C’est pourquoi il est important de noter que nous faisons un sous-enregistrement, ce qui nous amène à penser qu’il y a peut-être même plus de cas qui sont laissés de côté, nous avons décidé de nous baser sur l’examen des cas qui sont recueillis par la presse numérique et nous ne mettons pas en doute la parole des personnes qui signalent un féminicide par d’autres moyens, mais si elles n’ont pas été représentées dans un média, nous ne pouvons pas les compter sur le moniteur.
Les données : des informations à rendre visibles
Lorsque nous voyons certains indicateurs qui résultent de la collecte d’informations, distribués et hiérarchisés, un sentiment d’impuissance s’éveille. Cette recherche est basée sur l’examen de certains événements très horribles, donc c’est un examen qui est fait en voulant ne pas trouver. Au fur et à mesure, j’ai constaté qu’en moyenne, tous les deux ou trois jours environs, de nouveaux féminicides apparaissent dans les recherches, et bien que l’on ne fasse que voir les cas dans les médias, c’est un travail qui touche beaucoup du point de vue émotionnel. En avril de cette année, cette moyenne était de trois féminicides tous les quatre jours. Avec la quarantaine, le nombre de cas a augmenté, et en janvier nous avons connu une reprise, seulement au petit matin du 1er janvier cinq féminicides ont eu lieu.

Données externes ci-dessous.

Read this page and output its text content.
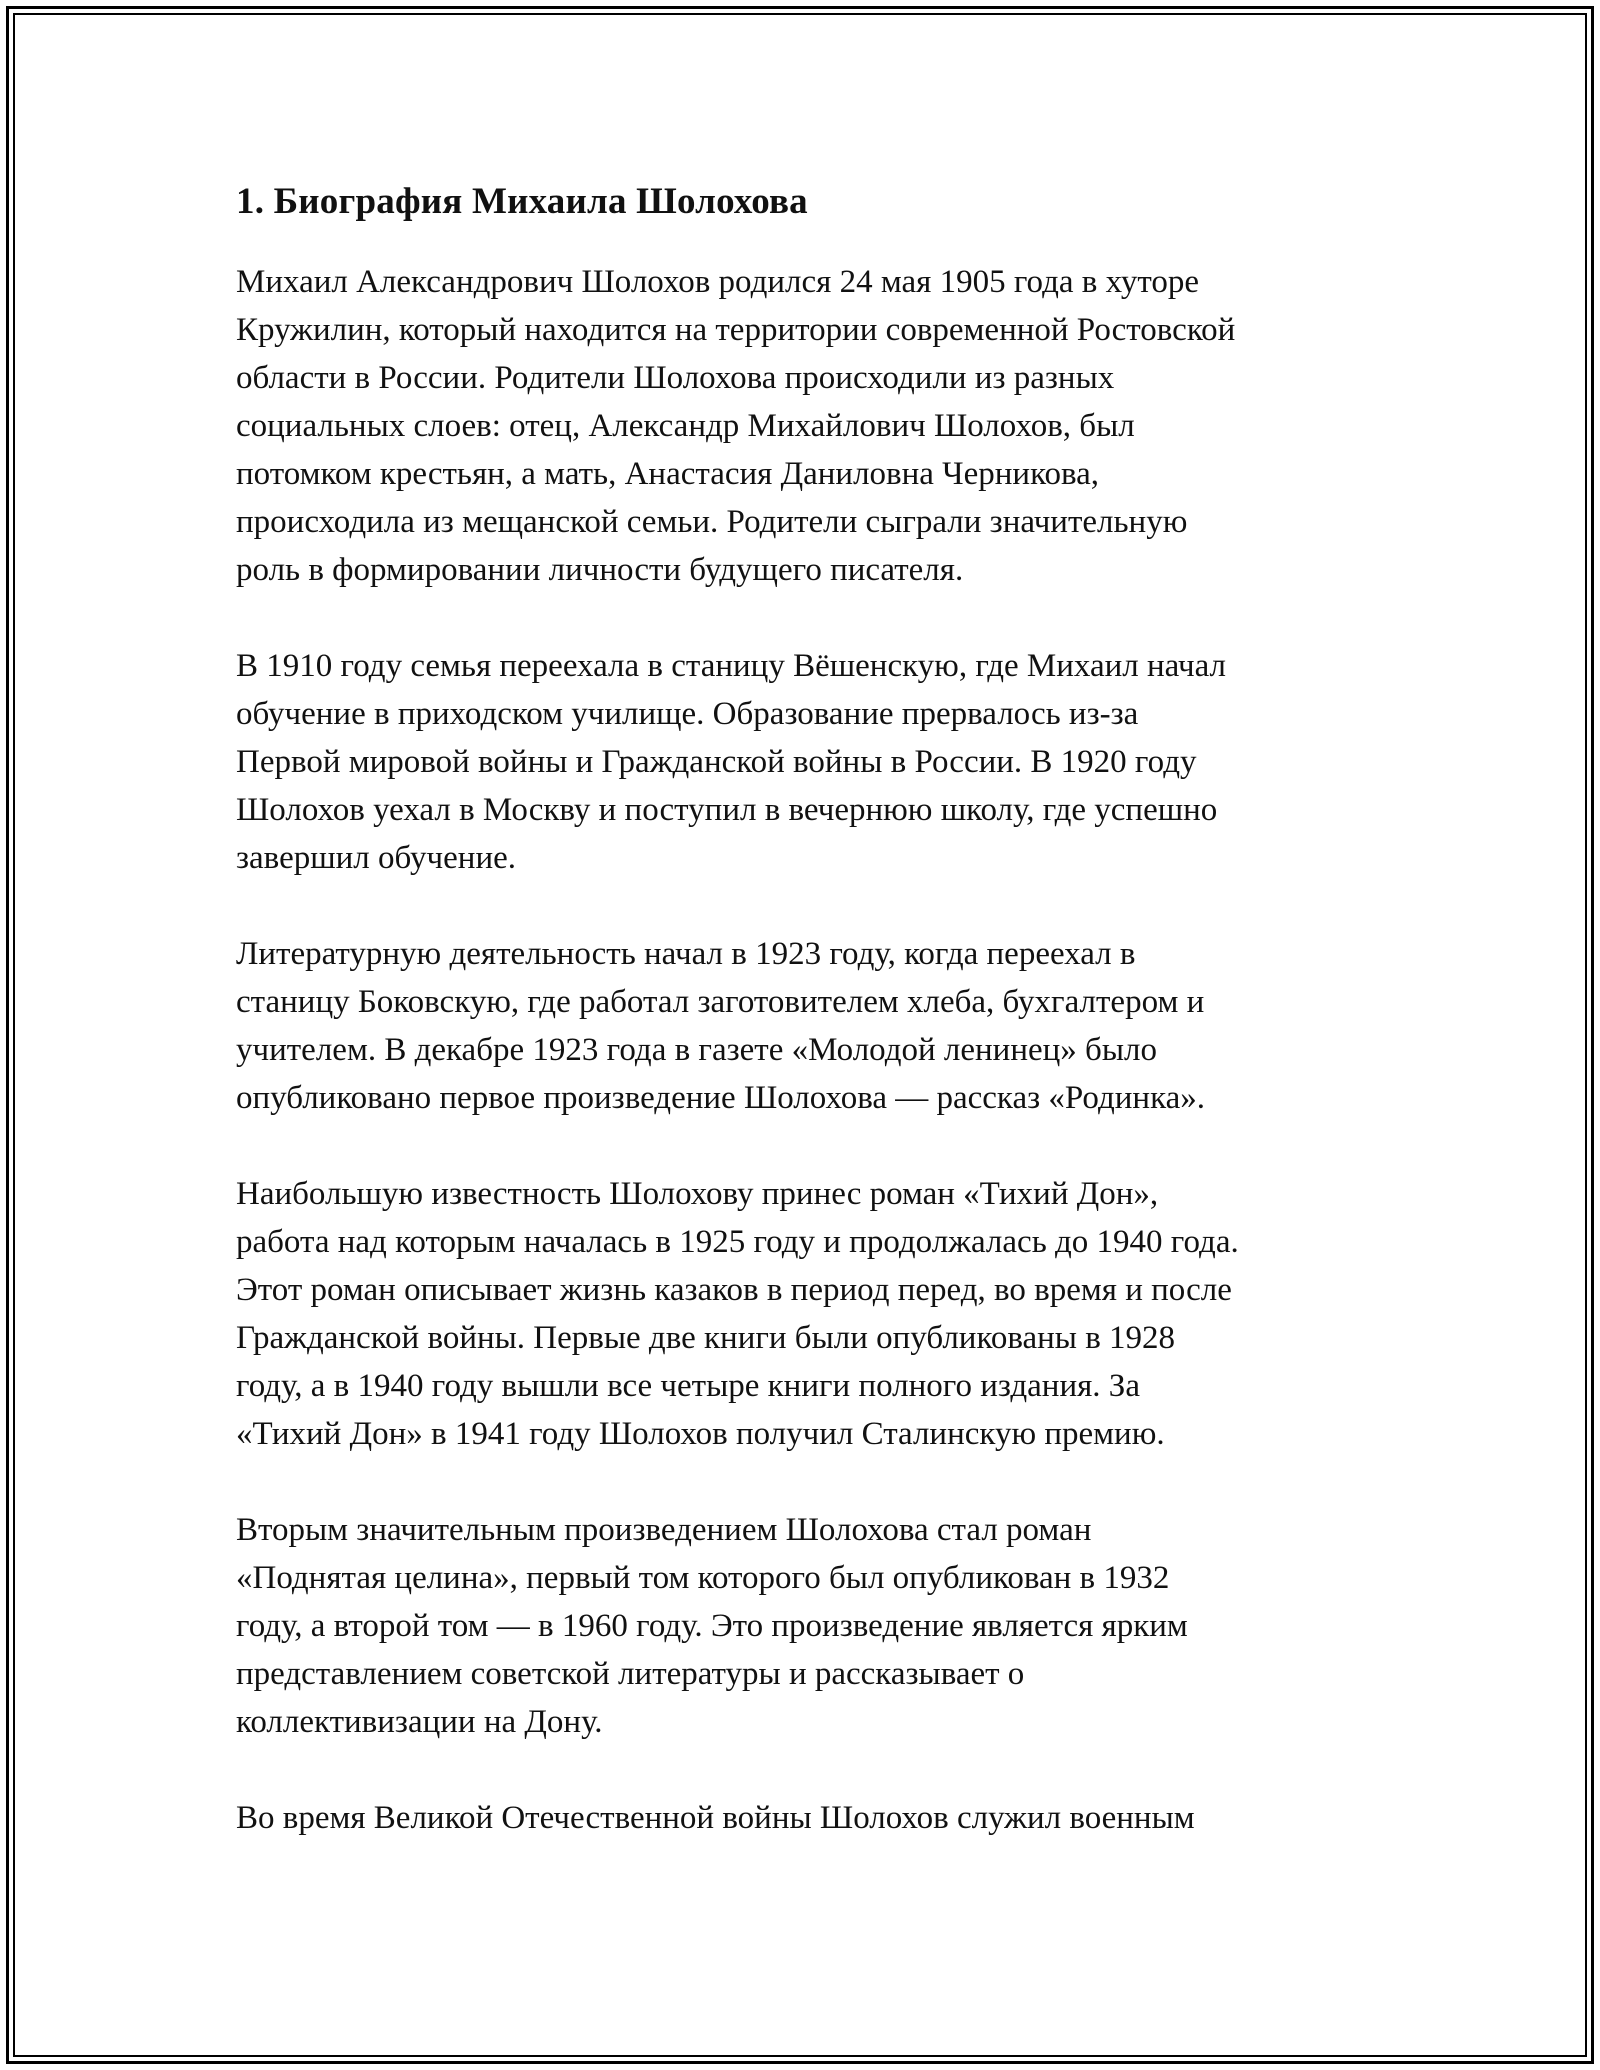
1. Биография Михаила Шолохова

Михаил Александрович Шолохов родился 24 мая 1905 года в хуторе
Кружилин, который находится на территории современной Ростовской
области в России. Родители Шолохова происходили из разных
социальных слоев: отец, Александр Михайлович Шолохов, был
потомком крестьян, а мать, Анастасия Даниловна Черникова,
происходила из мещанской семьи. Родители сыграли значительную
роль в формировании личности будущего писателя.

В 1910 году семья переехала в станицу Вёшенскую, где Михаил начал
обучение в приходском училище. Образование прервалось из-за
Первой мировой войны и Гражданской войны в России. В 1920 году
Шолохов уехал в Москву и поступил в вечернюю школу, где успешно
завершил обучение.

Литературную деятельность начал в 1923 году, когда переехал в
станицу Боковскую, где работал заготовителем хлеба, бухгалтером и
учителем. В декабре 1923 года в газете «Молодой ленинец» было
опубликовано первое произведение Шолохова — рассказ «Родинка».

Наибольшую известность Шолохову принес роман «Тихий Дон»,
работа над которым началась в 1925 году и продолжалась до 1940 года.
Этот роман описывает жизнь казаков в период перед, во время и после
Гражданской войны. Первые две книги были опубликованы в 1928
году, а в 1940 году вышли все четыре книги полного издания. За
«Тихий Дон» в 1941 году Шолохов получил Сталинскую премию.

Вторым значительным произведением Шолохова стал роман
«Поднятая целина», первый том которого был опубликован в 1932
году, а второй том — в 1960 году. Это произведение является ярким
представлением советской литературы и рассказывает о
коллективизации на Дону.

Во время Великой Отечественной войны Шолохов служил военным
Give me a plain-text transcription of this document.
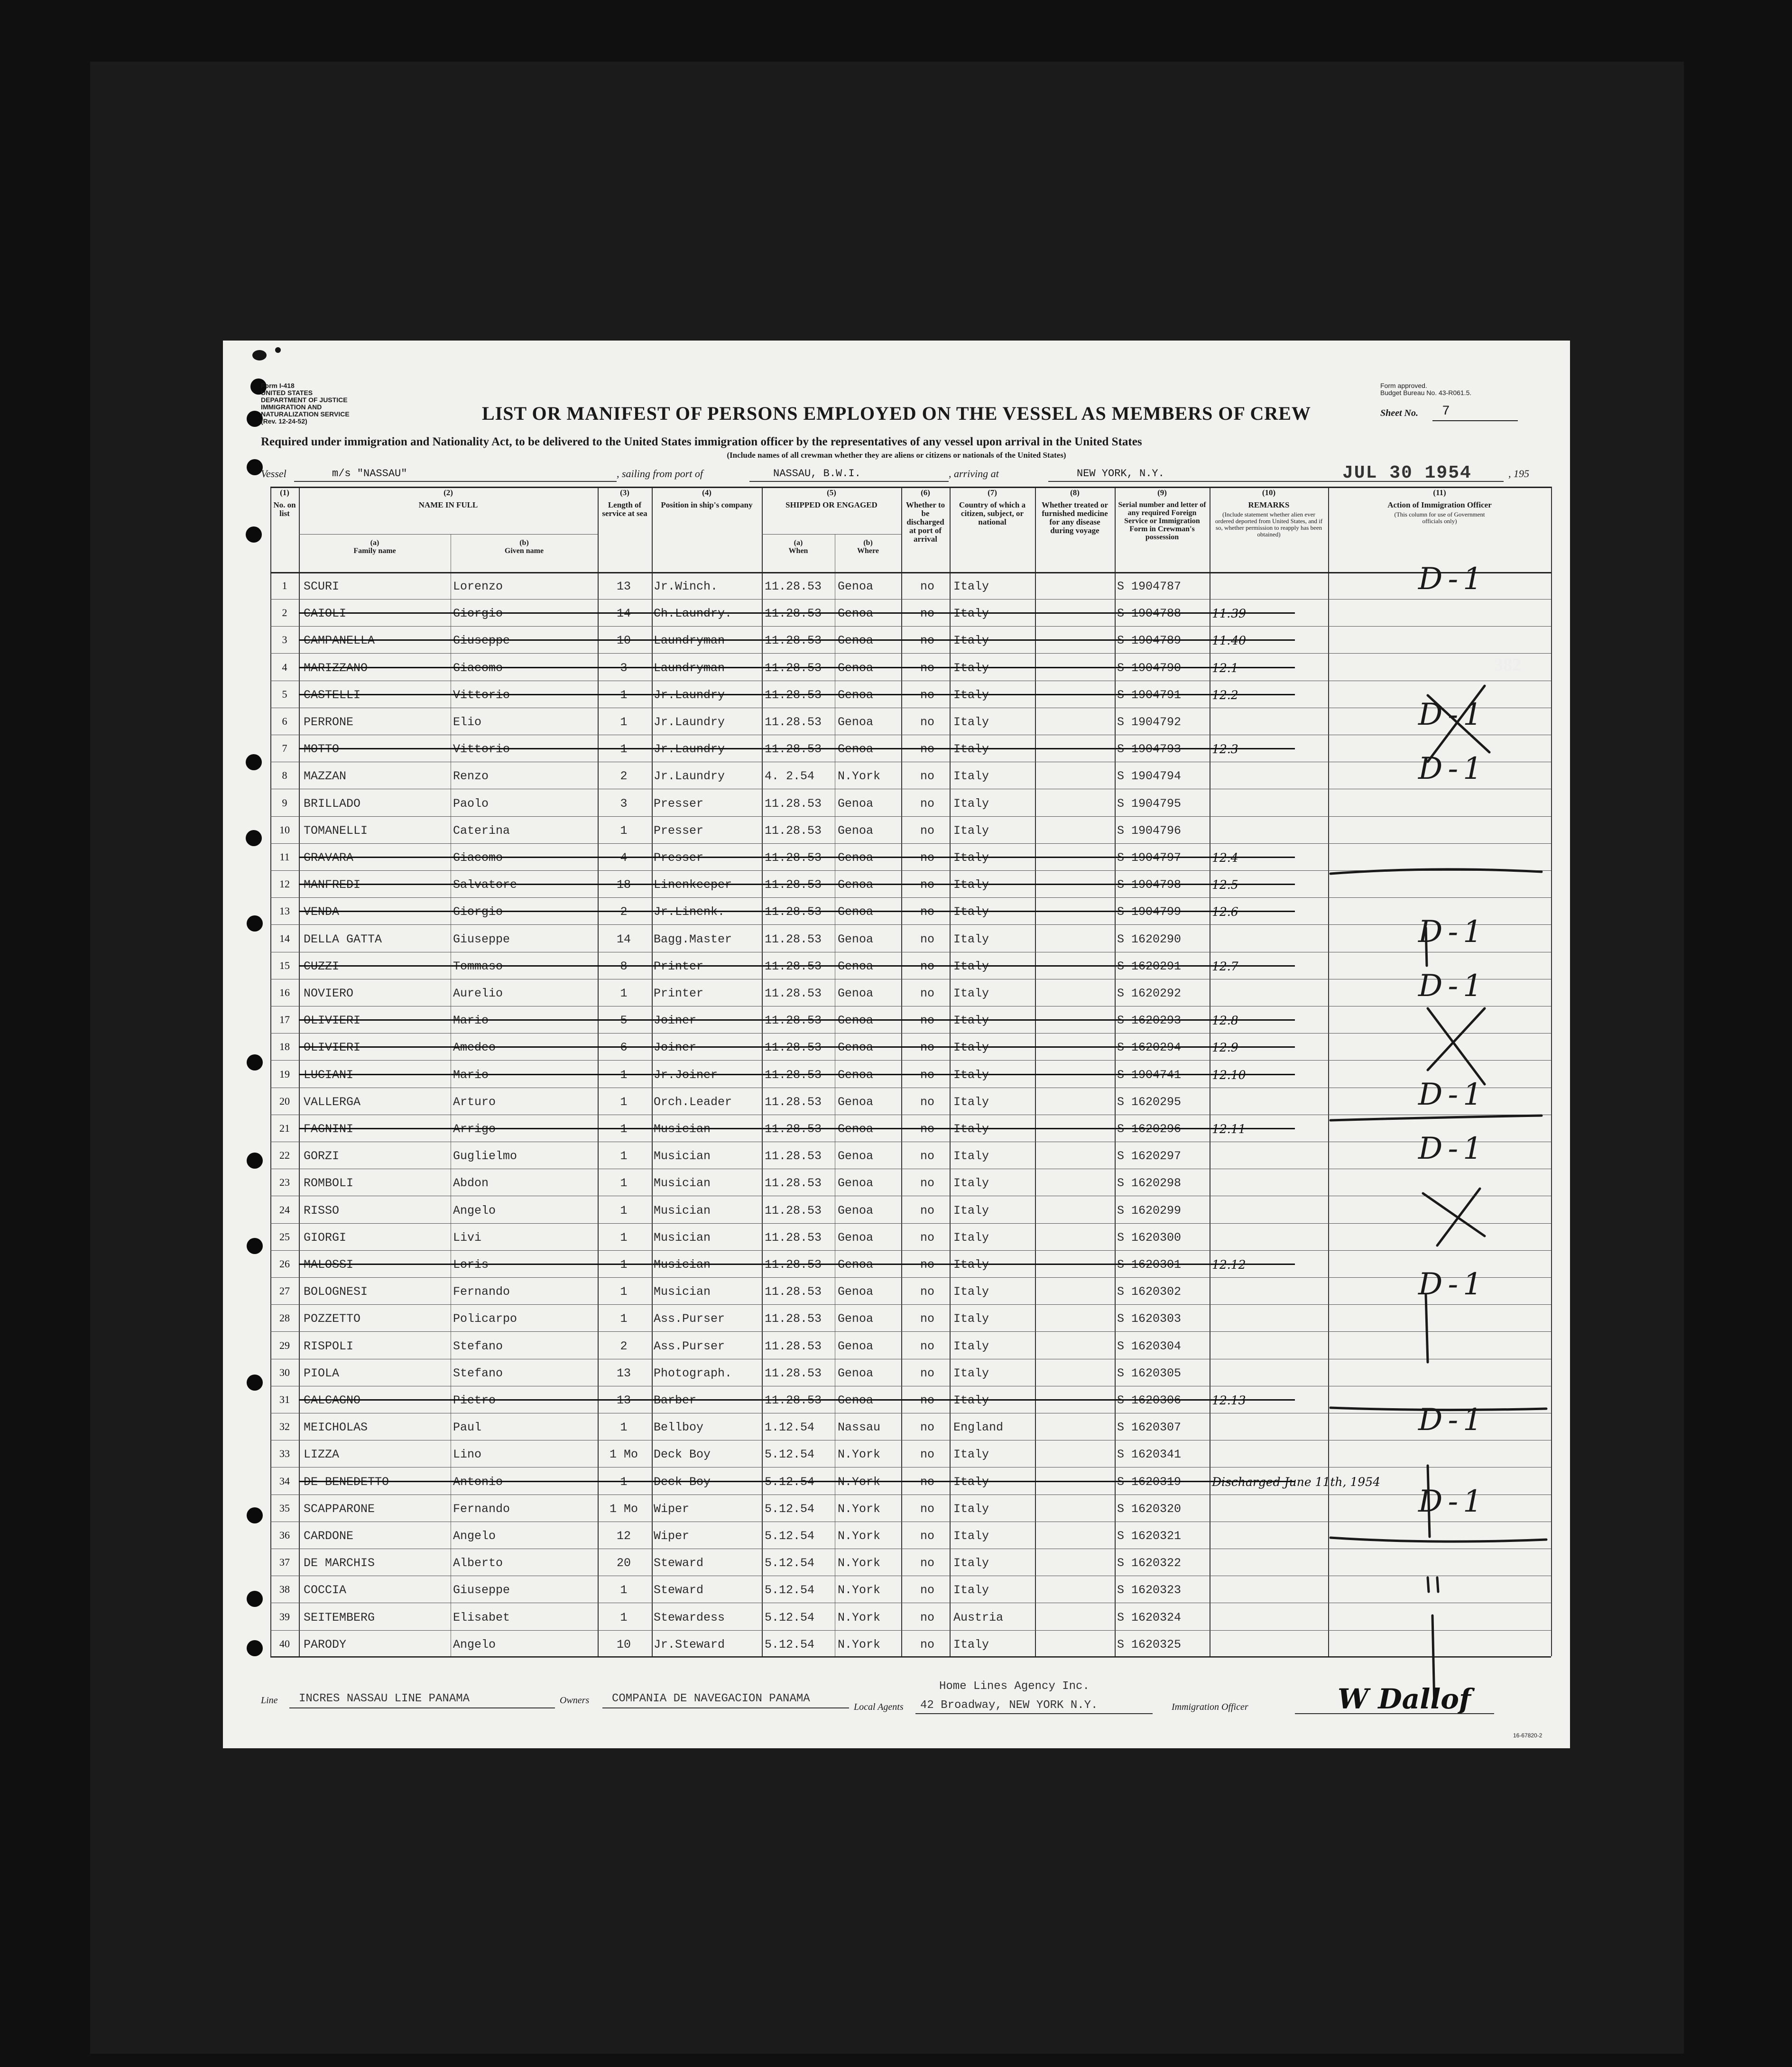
Form I-418
UNITED STATES DEPARTMENT OF JUSTICE
IMMIGRATION AND NATURALIZATION SERVICE
(Rev. 12-24-52)
Form approved.
Budget Bureau No. 43-R061.5.
LIST OR MANIFEST OF PERSONS EMPLOYED ON THE VESSEL AS MEMBERS OF CREW	Sheet No. 7
Required under immigration and Nationality Act, to be delivered to the United States immigration officer by the representatives of any vessel upon arrival in the United States
(Include names of all crewman whether they are aliens or citizens or nationals of the United States)
Vessel	m/s "NASSAU"	, sailing from port of	NASSAU, B.W.I.	, arriving at	NEW YORK, N.Y.	JUL 30 1954	, 195
(1)
No. on list
(2)
NAME IN FULL
(a)
Family name
(b)
Given name
(3)
Length of service at sea
(4)
Position in ship's company
(5)
SHIPPED OR ENGAGED
(a)
When
(b)
Where
(6)
Whether to be discharged at port of arrival
(7)
Country of which a citizen, subject, or national
(8)
Whether treated or furnished medicine for any disease during voyage
(9)
Serial number and letter of any required Foreign Service or Immigration Form in Crewman's possession
(10)
REMARKS
(Include statement whether alien ever ordered deported from United States, and if so, whether permission to reapply has been obtained)
(11)
Action of Immigration Officer
(This column for use of Government officials only)
1	SCURI	Lorenzo	13	Jr.Winch.	11.28.53	Genoa	no	Italy	S 1904787
2	CAIOLI	Giorgio	14	Ch.Laundry.	11.28.53	Genoa	no	Italy	S 1904788	11:39
3	CAMPANELLA	Giuseppe	10	Laundryman	11.28.53	Genoa	no	Italy	S 1904789	11:40
4	MARIZZANO	Giacomo	3	Laundryman	11.28.53	Genoa	no	Italy	S 1904790	12.1
5	CASTELLI	Vittorio	1	Jr.Laundry	11.28.53	Genoa	no	Italy	S 1904791	12.2
6	PERRONE	Elio	1	Jr.Laundry	11.28.53	Genoa	no	Italy	S 1904792
7	MOTTO	Vittorio	1	Jr.Laundry	11.28.53	Genoa	no	Italy	S 1904793	12.3
8	MAZZAN	Renzo	2	Jr.Laundry	4. 2.54	N.York	no	Italy	S 1904794
9	BRILLADO	Paolo	3	Presser	11.28.53	Genoa	no	Italy	S 1904795
10	TOMANELLI	Caterina	1	Presser	11.28.53	Genoa	no	Italy	S 1904796
11	GRAVARA	Giacomo	4	Presser	11.28.53	Genoa	no	Italy	S 1904797	12.4
12	MANFREDI	Salvatore	18	Linenkeeper	11.28.53	Genoa	no	Italy	S 1904798	12.5
13	VENDA	Giorgio	2	Jr.Linenk.	11.28.53	Genoa	no	Italy	S 1904799	12.6
14	DELLA GATTA	Giuseppe	14	Bagg.Master	11.28.53	Genoa	no	Italy	S 1620290
15	CUZZI	Tommaso	8	Printer	11.28.53	Genoa	no	Italy	S 1620291	12.7
16	NOVIERO	Aurelio	1	Printer	11.28.53	Genoa	no	Italy	S 1620292
17	OLIVIERI	Mario	5	Joiner	11.28.53	Genoa	no	Italy	S 1620293	12.8
18	OLIVIERI	Amedeo	6	Joiner	11.28.53	Genoa	no	Italy	S 1620294	12.9
19	LUCIANI	Mario	1	Jr.Joiner	11.28.53	Genoa	no	Italy	S 1904741	12.10
20	VALLERGA	Arturo	1	Orch.Leader	11.28.53	Genoa	no	Italy	S 1620295
21	FAGNINI	Arrigo	1	Musician	11.28.53	Genoa	no	Italy	S 1620296	12.11
22	GORZI	Guglielmo	1	Musician	11.28.53	Genoa	no	Italy	S 1620297
23	ROMBOLI	Abdon	1	Musician	11.28.53	Genoa	no	Italy	S 1620298
24	RISSO	Angelo	1	Musician	11.28.53	Genoa	no	Italy	S 1620299
25	GIORGI	Livi	1	Musician	11.28.53	Genoa	no	Italy	S 1620300
26	MALOSSI	Loris	1	Musician	11.28.53	Genoa	no	Italy	S 1620301	12.12
27	BOLOGNESI	Fernando	1	Musician	11.28.53	Genoa	no	Italy	S 1620302
28	POZZETTO	Policarpo	1	Ass.Purser	11.28.53	Genoa	no	Italy	S 1620303
29	RISPOLI	Stefano	2	Ass.Purser	11.28.53	Genoa	no	Italy	S 1620304
30	PIOLA	Stefano	13	Photograph.	11.28.53	Genoa	no	Italy	S 1620305
31	CALCAGNO	Pietro	13	Barber	11.28.53	Genoa	no	Italy	S 1620306	12.13
32	MEICHOLAS	Paul	1	Bellboy	1.12.54	Nassau	no	England	S 1620307
33	LIZZA	Lino	1 Mo	Deck Boy	5.12.54	N.York	no	Italy	S 1620341
34	DE BENEDETTO	Antonio	1	Deck Boy	5.12.54	N.York	no	Italy	S 1620319	Discharged June 11th, 1954
35	SCAPPARONE	Fernando	1 Mo	Wiper	5.12.54	N.York	no	Italy	S 1620320
36	CARDONE	Angelo	12	Wiper	5.12.54	N.York	no	Italy	S 1620321
37	DE MARCHIS	Alberto	20	Steward	5.12.54	N.York	no	Italy	S 1620322
38	COCCIA	Giuseppe	1	Steward	5.12.54	N.York	no	Italy	S 1620323
39	SEITEMBERG	Elisabet	1	Stewardess	5.12.54	N.York	no	Austria	S 1620324
40	PARODY	Angelo	10	Jr.Steward	5.12.54	N.York	no	Italy	S 1620325
D-1
D-1
D-1
D-1
D-1
D-1
D-1
D-1
D-1
D-1
Line INCRES NASSAU LINE PANAMA	Owners COMPANIA DE NAVEGACION PANAMA
Local Agents
Home Lines Agency Inc.
42 Broadway, NEW YORK N.Y.	Immigration Officer	W Dallof
16-67820-2
382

Comme pour l’enquête de 2019, nous avons fait des comparaisons et nous avons constaté que les chiffres continuent d’augmenter en 2020. Nous ne pouvons pas dire que l’augmentation des cas est due à une augmentation de la violence masculine, nous pouvons supposer que les médias se sont également intéressés à la question et ont commencé à la rendre visible, même la catégorie de féminicide est davantage utilisée et le langage a changé, c’est très positif.
Les cas qui me touchent le plus dans cette étude sont ceux qui montrent que des proches parents pour des abus physiques ou sexuels finissent par être responsables du meurtre de filles. Je me suis concentrée sur les féminicides, mais lorsque j’ai découvert cette réalité, j’ai commencé à rassembler des informations selon la même méthode en me concentrant sur les abus sexuels sur les enfants, les chiffres sont alarmants, un ou deux cas par jour apparaissent dans les médias.
Tant dans les cas de féminicide que d’abus sexuel d’enfants, les agresseurs sont des personnes proches, quelqu’un de leur environnement, quelqu’un en qui ils ont confiance, et il est important de le prendre en considération. Nous savons que le féminicide peut prévenir, mais des politiques publiques sont nécessaires pour s’occuper des femmes victimes de la violence masculine.
Les résonances collectives d’une initiative individuelle
Sur la base de cette expérience et de l’approche de collectifs, d’organisations et de mouvements de base intéressés par la mise en place d’observateurs très spécifiques, j’ai pensé, avec mes collègues d’Utopix, à organiser une sorte d’atelier pour partager cette façon de collecter des informations, car elle peut fonctionner pour traiter d’autres questions et obtenir le même impact, l’expulsion des locataires, par exemple.